Homegrown (self-released on Sept 8)
Andrew Danforth- trombone, composer; Sean Imboden- tenor sax, clarinet; Christopher Pitts- piano; Nick Tucker- bass; Carrington Clinton- drum set
Trombonist Andrew Danforth is a part fo the vibrant Indianapolis jazz scene. He composed all the tunes and works with other Indianapolis players. There is some promise in the pieces that combine hard bop and modern art music while focusing on natural inspirations in his beloved hometown.
John Stein Trio
No Goodbyes (Whaling City Sound, Releases Sept 15)
John Stein (guitar); Ed Lucie (bass guitar); Mike Connors (drums); with Cindy Scott (vocals)
Veteran jazz guitarist John Stein’s 18th release No Goodbyes almost didn’t happen when he developed a rare autoimmune disease as the pandemic was ending. He put his guitar on the shelf after spending several months in the hospital. Luckily, he has recovered and was reinvigorated by the experience. He brought his regular trio into the studio along with Berklee professor and Louisiana native Cindy Scott who sings on 5 tracks. Stein’s approach is not the machine gun, hot dog guitar slinger, but a musical player who wrings the feeling out of each note. Guitar fans should check this one out.
The Diva Jazz Orchestra
“30″ – Live at Dizzy’s Club (Diva Jazz Orchestra, released August 25, 2023)

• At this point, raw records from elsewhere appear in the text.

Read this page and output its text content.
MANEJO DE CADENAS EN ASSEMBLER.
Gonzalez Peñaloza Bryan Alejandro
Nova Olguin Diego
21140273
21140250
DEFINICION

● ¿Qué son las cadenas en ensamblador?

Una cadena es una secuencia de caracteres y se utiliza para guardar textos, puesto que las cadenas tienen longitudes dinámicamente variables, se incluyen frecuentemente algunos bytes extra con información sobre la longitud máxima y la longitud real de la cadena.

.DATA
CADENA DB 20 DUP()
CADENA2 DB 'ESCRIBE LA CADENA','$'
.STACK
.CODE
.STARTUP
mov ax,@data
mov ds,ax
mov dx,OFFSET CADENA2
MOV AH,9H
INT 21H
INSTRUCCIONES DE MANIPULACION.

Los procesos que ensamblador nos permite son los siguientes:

Sherrie Maricle–DRUMMER & LEADER; Alexa Tarantino–alto saxophone; Laura Dreyer–tenor saxophone; Mercedes Beckman–alto saxophone; Jade Coss–alto saxophone;
Jade Elliot–tenor sax; Leigh Pilzer-baritone saxophone; Jennifer Krupa–trombone; Sara Jacovino–trombone; Leslie Havens–bass trombone; Liesl Whitaker–LEAD TRUMPET; Jami Dauber–TRUMPET; Barbara Laronga–TRUMPET; Rachel Therrien–TRUMPET; Tomoko
Ohno–PIANO; Noriko Ueda–bass.
The all-female Diva Jazz Orchestra, led by drummer Sherrie Maricle, celebrates their 30th anniversary with the new release 30 recorded live at Dizzy’s Club in NYC The band swings hard through a collection of jazz and blues standards by composers like Duke Ellington, Memphis Slim, Leonard Bernstein/Stephen Sondheim and even Jimmy Durante. A highlight is the 13 minute tribute to Ella Fitzgerald, originally arranged by Tonight Show alum Tommy Newsom and featuring excellent vocals by Sue Giles along with strong piano from Tomoko Ohno. While the players have changed over the years, this remains one vibrant big band.